The proposed rule details OCR’s authority to conduct outreach, provide technical assistance, initiate compliance reviews, receive and process complaints, and conduct investigations. The proposed rule grants OCR discretion to choose its means of enforcement, which will range from informal resolution to funding termination. The OCR may also refer cases to the U.S. Department of Justice for enforcement.
Public comments are due by March 27, 2018.
HHS Creates New Conscience and Religious Freedom Division
The U.S. Department of Health and Human Services (HHS) announced the new Conscience and Religious Freedom Division (CRFD) within HHS’s Office of Civil Rights (OCR). According to HHS’ press release, the CRFD will restore federal enforcement of laws that protect the rights of conscience and religious freedom.
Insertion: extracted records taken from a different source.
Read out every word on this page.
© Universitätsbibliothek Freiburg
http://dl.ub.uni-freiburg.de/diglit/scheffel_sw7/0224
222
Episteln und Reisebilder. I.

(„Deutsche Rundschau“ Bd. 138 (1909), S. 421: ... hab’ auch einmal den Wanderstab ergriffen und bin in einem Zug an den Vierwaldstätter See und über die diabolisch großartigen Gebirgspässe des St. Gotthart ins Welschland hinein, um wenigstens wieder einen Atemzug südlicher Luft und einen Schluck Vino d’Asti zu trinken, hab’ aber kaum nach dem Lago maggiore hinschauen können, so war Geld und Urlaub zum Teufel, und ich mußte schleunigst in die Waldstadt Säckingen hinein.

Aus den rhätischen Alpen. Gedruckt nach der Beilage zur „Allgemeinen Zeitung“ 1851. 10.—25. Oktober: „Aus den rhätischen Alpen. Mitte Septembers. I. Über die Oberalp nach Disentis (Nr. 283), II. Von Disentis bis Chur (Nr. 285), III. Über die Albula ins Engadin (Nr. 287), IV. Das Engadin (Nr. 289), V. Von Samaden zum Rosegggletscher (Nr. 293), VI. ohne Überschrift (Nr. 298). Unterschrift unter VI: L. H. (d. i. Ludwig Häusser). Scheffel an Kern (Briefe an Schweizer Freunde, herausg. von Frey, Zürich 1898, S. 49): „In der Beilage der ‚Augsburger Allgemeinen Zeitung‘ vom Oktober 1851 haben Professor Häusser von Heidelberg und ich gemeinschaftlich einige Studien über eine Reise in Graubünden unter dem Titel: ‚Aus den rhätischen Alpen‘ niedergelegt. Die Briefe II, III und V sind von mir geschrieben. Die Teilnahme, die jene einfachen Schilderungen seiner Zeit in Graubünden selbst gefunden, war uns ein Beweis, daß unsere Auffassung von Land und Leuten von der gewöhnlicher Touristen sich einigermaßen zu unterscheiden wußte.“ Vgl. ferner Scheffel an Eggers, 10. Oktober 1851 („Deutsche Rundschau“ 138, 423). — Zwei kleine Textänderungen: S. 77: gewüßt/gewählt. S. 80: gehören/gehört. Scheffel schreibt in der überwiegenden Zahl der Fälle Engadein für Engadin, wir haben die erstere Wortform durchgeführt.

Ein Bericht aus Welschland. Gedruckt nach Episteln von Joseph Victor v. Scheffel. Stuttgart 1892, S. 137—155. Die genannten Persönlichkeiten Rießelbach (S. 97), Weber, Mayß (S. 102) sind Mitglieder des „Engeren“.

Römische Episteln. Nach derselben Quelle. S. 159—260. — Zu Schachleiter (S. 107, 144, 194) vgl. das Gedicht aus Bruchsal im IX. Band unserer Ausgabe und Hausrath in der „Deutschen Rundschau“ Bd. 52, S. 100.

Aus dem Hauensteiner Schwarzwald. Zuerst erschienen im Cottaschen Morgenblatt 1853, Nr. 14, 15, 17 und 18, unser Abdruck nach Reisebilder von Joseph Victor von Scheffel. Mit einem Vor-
CFRD’s website includes instructions on how to file a conscience or religious freedom complaint with OCR.
Question of the Month
Q. Can an employer exclude children from coverage based on a child’s access to other coverage, employment status, or marital status?
A. No, if a group health plan provides dependent coverage, then the plan must generally make coverage available for children until age 26. These group health plans must not define dependent, for purposes of dependent coverage, in terms other than the relationship between the child and the plan participant.
This means that a plan cannot use items such as a child’s access to other coverage, employment status, marital status, tax dependent status, residency, or student status to define dependent.
Also, if the employer is an applicable large employer, then it must offer coverage to its full-time employees’ dependent children to avoid penalties under the employer shared responsibility provisions.